Örneğin, yarık damak ve dudak anomalilerinin saptanmasında, kol ve bacaklardaki bazı detay anomalilerin görülmesinde, nöral tüp defektlerinde 3 veya 4 boyutlu ultrasonografi daha detaylı bilgi verebilmekte ve incelemeyi kolaylaştırabilmektedir. Buna karşın 2 boyutlu ultrasonografi bebeğin iç organlarını değerlendirmede hala 3 boyutlu ultrasonografiden üstündür.

4 boyutlu ultrasonografinin belki hayati gibi görünmese de aslında en önemli avantajlarından biri, anne ve baba adaylarının doğmamış bebeklerinin gerçek görünümünü görmeleri ile normalde doğumdan sonra kurulması beklenen duygusal bağların daha önceden oluşmasıdır. Gerçektenden de bebeğini ekranda gören annenin duygusal bir patlamayla heyecandan ağladığına şahit olarak bunun doğruluğunu sık sık yaşıyoruz. Bebeklerini önceden gören anne adaylarının gebeliklerinin geri kalan kısmını daha rahat geçirdikleri de bazılarınca iddia edilmektedir.

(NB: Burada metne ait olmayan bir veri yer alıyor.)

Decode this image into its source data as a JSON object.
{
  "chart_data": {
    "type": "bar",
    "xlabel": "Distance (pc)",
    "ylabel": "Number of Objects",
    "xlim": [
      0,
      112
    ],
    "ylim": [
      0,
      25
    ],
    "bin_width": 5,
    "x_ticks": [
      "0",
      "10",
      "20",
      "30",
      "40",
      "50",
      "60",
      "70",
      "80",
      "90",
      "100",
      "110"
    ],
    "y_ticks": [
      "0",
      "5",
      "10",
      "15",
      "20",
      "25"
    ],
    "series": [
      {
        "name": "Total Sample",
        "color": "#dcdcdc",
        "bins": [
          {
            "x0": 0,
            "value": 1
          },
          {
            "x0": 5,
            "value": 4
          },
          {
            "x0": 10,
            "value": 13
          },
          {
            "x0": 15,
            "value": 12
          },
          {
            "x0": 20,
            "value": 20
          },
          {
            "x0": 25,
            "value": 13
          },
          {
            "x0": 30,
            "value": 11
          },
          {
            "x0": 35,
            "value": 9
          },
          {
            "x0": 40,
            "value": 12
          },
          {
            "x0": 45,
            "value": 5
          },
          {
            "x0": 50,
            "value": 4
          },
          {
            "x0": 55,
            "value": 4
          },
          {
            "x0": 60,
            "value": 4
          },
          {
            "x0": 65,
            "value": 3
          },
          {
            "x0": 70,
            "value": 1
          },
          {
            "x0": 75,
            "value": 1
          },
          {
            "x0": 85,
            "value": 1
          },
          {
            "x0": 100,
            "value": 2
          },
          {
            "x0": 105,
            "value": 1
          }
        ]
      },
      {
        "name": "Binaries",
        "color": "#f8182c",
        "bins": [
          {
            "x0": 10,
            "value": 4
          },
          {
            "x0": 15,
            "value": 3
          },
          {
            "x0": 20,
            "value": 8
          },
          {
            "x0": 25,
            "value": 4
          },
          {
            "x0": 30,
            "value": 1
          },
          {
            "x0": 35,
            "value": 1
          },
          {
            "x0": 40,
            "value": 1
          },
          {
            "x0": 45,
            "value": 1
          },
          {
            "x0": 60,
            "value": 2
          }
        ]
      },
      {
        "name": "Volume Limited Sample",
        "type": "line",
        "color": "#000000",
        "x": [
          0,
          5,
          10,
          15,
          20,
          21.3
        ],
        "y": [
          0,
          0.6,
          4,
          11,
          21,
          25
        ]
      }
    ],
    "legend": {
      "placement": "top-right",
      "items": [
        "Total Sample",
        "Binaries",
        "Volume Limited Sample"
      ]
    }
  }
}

Ultrasonda 4 boyutlu görüntü almak bazı koşulları gerektirir. Öncelikle incelemek istediğimiz kısmın önünde amniyon sıvısının yeterli olması gerekir. Bu nedenle, ara sıra bebeğin pozisyonundan ötürü istenen görüntü o an için alınmayabilir. Ancak, inceleme süresinin uzatılması veya nadiren olduğu gibi daha sonra tekrar yapılması ile fetusun pozisyonunun değişme şansı arttığından istenen görüntüler elde edilebilir.

Görüntüleri ister basılı olarak ister CD’ye kaydedilmiş olarak alabilirsiniz. Hatta, video formatında CD’ye kaydedip bunları daha sonra seyretmek ve yakınlarınıza seyrettirmek de mümkündür.